Immunotherapy works to enhance the immune system of your body. Cytokines (proteins that activate the immune system) can be given intravenously or orally, and may shrink the cancer. We are eager to explore how immunotherapy can be integrated with existing therapies and current treatment combinations. Clinical trials in immunotherapy allow us to ask questions about this form of treatment with the goal of improving treatments and outcomes.
It will hopefully mean rather than searching for and trying anything in the hope that it works we can select a treatment that will actually lead to improvements and will work for everyone and not just the lucky few.
Developments have been happening in other cancer areas. This biology and precision medicine revolution is now slowly filtering through to kidney cancers. This has taken time as kidney cancer is a strange type of cancer. Unlike other cancer types, kidney cancer does not exhibit a lot of DNA mutations. But when there are one or two critical mutations strange cell growth will occur, the cells will be poorly regulated and metabolism is altered and becomes quite erratic. The clinical trials and ongoing research will allow us to ask questions about these mutations in kidney cancer and provide answers where currently we are still searching.
All the research being undertaken suggests we will witness an explosion of treatment activity leading to some people having very positive outcomes from their kidney cancer treatment. This should lead to a change in focus over the next few years when treating kidney cancer.
One clinical trial success story is the UNISoN study. This trial has now been recruiting patients with rare kidney cancer (‘non-clear cell’ cancer) for the past 12 months and is testing immune treatments in two different ways. Firstly, we are investigating how well one immune treatment (nivolumab) works alone. If this is unhelpful by itself, then patients can continue taking nivolumab but also add in a 2nd immune treatment (ipilimumab). This trial will demonstrate how many people will benefit from one drug alone, or from taking both treatments together.

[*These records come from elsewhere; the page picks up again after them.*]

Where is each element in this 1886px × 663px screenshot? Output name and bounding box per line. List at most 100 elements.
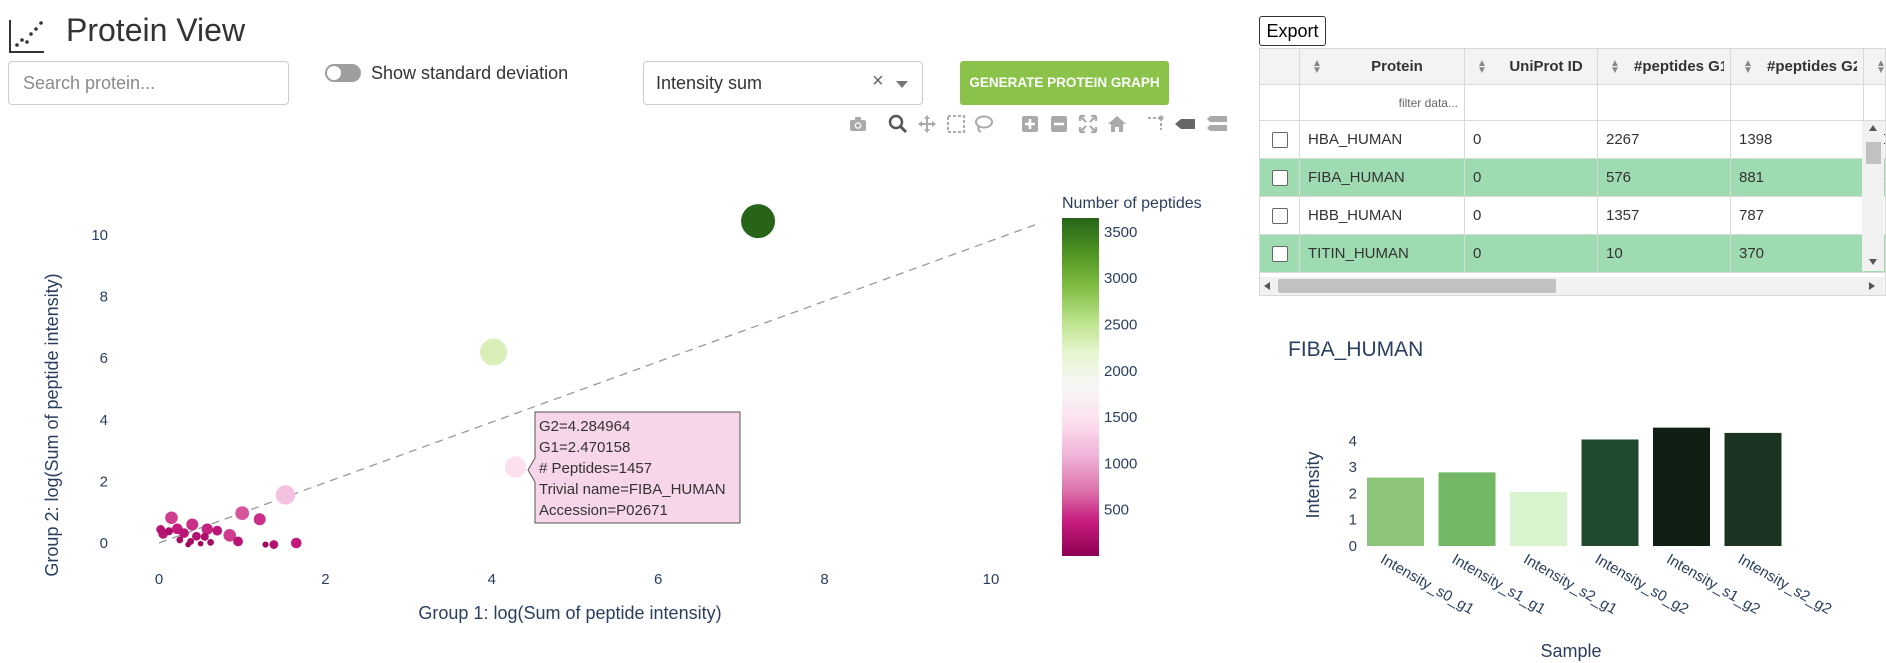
colorbar-tick-label: 3500 (1104, 224, 1137, 241)
bar[interactable] (1581, 439, 1639, 546)
scatter-point[interactable] (504, 456, 527, 478)
table-cell-pep_g1: 576 (1598, 159, 1731, 197)
toggle-knob (327, 66, 341, 80)
metric-select-value: Intensity sum (656, 73, 763, 93)
scatter-point[interactable] (290, 537, 302, 549)
scatter-point[interactable] (186, 518, 199, 531)
row-checkbox[interactable] (1272, 246, 1288, 262)
colorbar-tick-label: 1500 (1104, 409, 1137, 426)
scatter-point[interactable] (207, 538, 214, 546)
y-tick-label: 2 (100, 473, 108, 490)
protein-scatter-plot[interactable]: 0 2 4 6 8 10 0 2 4 6 8 10 Group 1: log(Sum of pepti… (0, 130, 1250, 663)
column-header-protein[interactable]: ▲ ▼ Protein (1300, 49, 1465, 85)
column-header-inter[interactable]: ▲▼inter (1864, 49, 1885, 85)
horizontal-scroll-thumb[interactable] (1278, 279, 1556, 293)
sort-icon[interactable]: ▲ ▼ (1876, 59, 1885, 76)
x-tick-label: 2 (321, 571, 329, 588)
scatter-point[interactable] (197, 540, 204, 547)
bar[interactable] (1438, 472, 1496, 546)
column-header-peptides-g2[interactable]: ▲ ▼ #peptides G2 (1731, 49, 1864, 85)
scroll-down-icon[interactable] (1869, 259, 1877, 265)
scatter-point[interactable] (233, 536, 243, 547)
uniprot-filter-input[interactable] (1465, 85, 1598, 121)
clear-icon[interactable]: × (872, 70, 884, 93)
bar-y-tick-label: 0 (1349, 538, 1357, 555)
table-cell-protein: FIBA_HUMAN (1300, 159, 1465, 197)
column-header-uniprot-id[interactable]: ▲ ▼ UniProt ID (1465, 49, 1598, 85)
bar[interactable] (1510, 492, 1567, 546)
generate-protein-graph-button[interactable]: GENERATE PROTEIN GRAPH (960, 61, 1169, 105)
row-checkbox[interactable] (1272, 132, 1288, 148)
x-axis-label: Group 1: log(Sum of peptide intensity) (418, 603, 721, 623)
scatter-point[interactable] (479, 338, 507, 366)
inter-filter-input[interactable] (1864, 85, 1885, 121)
peptides-g1-filter-input[interactable] (1598, 85, 1731, 121)
protein-intensity-bar-chart[interactable]: 01234Intensity_s0_g1Intensity_s1_g1Inten… (1270, 400, 1886, 663)
colorbar-tick-label: 3000 (1104, 270, 1137, 287)
colorbar-tick-label: 2000 (1104, 363, 1137, 380)
std-deviation-toggle[interactable] (325, 64, 361, 82)
table-row[interactable]: HBA_HUMAN02267139810.41 (1260, 121, 1885, 159)
protein-filter-input[interactable]: filter data... (1300, 85, 1465, 121)
scroll-left-icon[interactable] (1264, 282, 1270, 290)
scatter-point[interactable] (235, 506, 250, 521)
row-checkbox[interactable] (1272, 170, 1288, 186)
table-row[interactable]: FIBA_HUMAN05768812.47 (1260, 159, 1885, 197)
scatter-point[interactable] (192, 531, 201, 541)
peptides-g2-filter-input[interactable] (1731, 85, 1864, 121)
table-cell-pep_g2: 370 (1731, 235, 1864, 273)
table-row[interactable]: TITIN_HUMAN0103700.03 (1260, 235, 1885, 273)
row-checkbox-cell (1260, 121, 1300, 159)
bar-y-tick-label: 4 (1349, 433, 1357, 450)
scatter-point[interactable] (269, 540, 279, 549)
colorbar-tick-label: 500 (1104, 502, 1129, 519)
y-tick-label: 4 (100, 412, 108, 429)
table-cell-pep_g2: 787 (1731, 197, 1864, 235)
select-all-header (1260, 49, 1300, 85)
colorbar-title: Number of peptides (1062, 195, 1202, 212)
metric-select[interactable]: Intensity sum × (643, 61, 923, 105)
scroll-right-icon[interactable] (1869, 282, 1875, 290)
scatter-point[interactable] (176, 536, 184, 544)
scatter-point[interactable] (741, 204, 776, 239)
x-tick-label: 8 (820, 571, 828, 588)
scatter-point[interactable] (156, 525, 166, 534)
bar[interactable] (1367, 477, 1424, 546)
table-cell-pep_g2: 1398 (1731, 121, 1864, 159)
bar-chart-title: FIBA_HUMAN (1288, 338, 1424, 361)
sort-icon[interactable]: ▲ ▼ (1743, 59, 1753, 76)
scatter-point[interactable] (201, 523, 213, 535)
search-input[interactable] (8, 61, 289, 105)
vertical-scroll-thumb[interactable] (1866, 142, 1881, 164)
bar[interactable] (1653, 427, 1710, 546)
sort-icon[interactable]: ▲ ▼ (1610, 59, 1620, 76)
table-cell-protein: HBB_HUMAN (1300, 197, 1465, 235)
bar[interactable] (1724, 432, 1782, 546)
scatter-point[interactable] (179, 528, 189, 539)
row-checkbox[interactable] (1272, 208, 1288, 224)
sort-icon[interactable]: ▲ ▼ (1312, 59, 1322, 76)
tooltip-line-peptides: # Peptides=1457 (539, 460, 652, 477)
scatter-plot-icon (9, 20, 44, 53)
protein-table: ▲ ▼ Protein ▲ ▼ UniProt ID ▲ ▼ #peptides G1 ▲ ▼… (1259, 48, 1886, 296)
tooltip-line-accession: Accession=P02671 (539, 502, 668, 519)
chevron-down-icon[interactable] (896, 81, 908, 88)
row-checkbox-cell (1260, 197, 1300, 235)
sort-icon[interactable]: ▲ ▼ (1477, 59, 1487, 76)
export-button[interactable]: Export (1259, 16, 1326, 46)
scatter-point[interactable] (212, 525, 223, 536)
column-header-peptides-g1[interactable]: ▲ ▼ #peptides G1 (1598, 49, 1731, 85)
y-tick-label: 0 (100, 535, 108, 552)
scatter-point[interactable] (253, 513, 266, 526)
table-row[interactable]: HBB_HUMAN013577876.16 (1260, 197, 1885, 235)
bar-y-tick-label: 3 (1349, 459, 1357, 476)
x-tick-label: 4 (488, 571, 496, 588)
scatter-point[interactable] (185, 541, 191, 548)
scatter-point[interactable] (164, 527, 173, 536)
scatter-point[interactable] (165, 511, 178, 525)
tooltip-line-g1: G1=2.470158 (539, 439, 630, 456)
scroll-up-icon[interactable] (1869, 125, 1877, 131)
scatter-point[interactable] (275, 485, 296, 505)
scatter-point[interactable] (262, 541, 269, 548)
scatter-point[interactable] (200, 532, 209, 541)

“We hope UNISoN will provide further key pieces of evidence to understand how the immune system works in cancer treatment, and how we can harness that to offer patients with these rarer kidney cancers a unique therapeutic opportunity.’’
Ultimately, successful trials such as the UNISoN trial will allow us to stop asking if the kidney cancer is a common or rare type of cancer. We will hopefully understand if immunotherapy alone or in combination will work for all kidney cancer types. We might be able to predict who will be helped with current treatments and who will need a different approach.
Other trials are being planned to fill further gaps in knowledge and treatment. Eventually a greater array of treatment options will then benefit the patient, especially those with rare forms of cancer, and hopefully become part of the standard of care in Australia.
More than 3000 Australians are diagnosed with kidney cancer each year. It makes up about 2.5% of all cancers and is the 10th most common cancer in Australia. The risk of kidney cancer increases with age and is rare in people under 40 years. Men are almost twice as likely to be diagnosed with kidney cancer as women. So evolving kidney cancer trials are so important and should ultimately provide the ability to say there is a treatment that is right for you.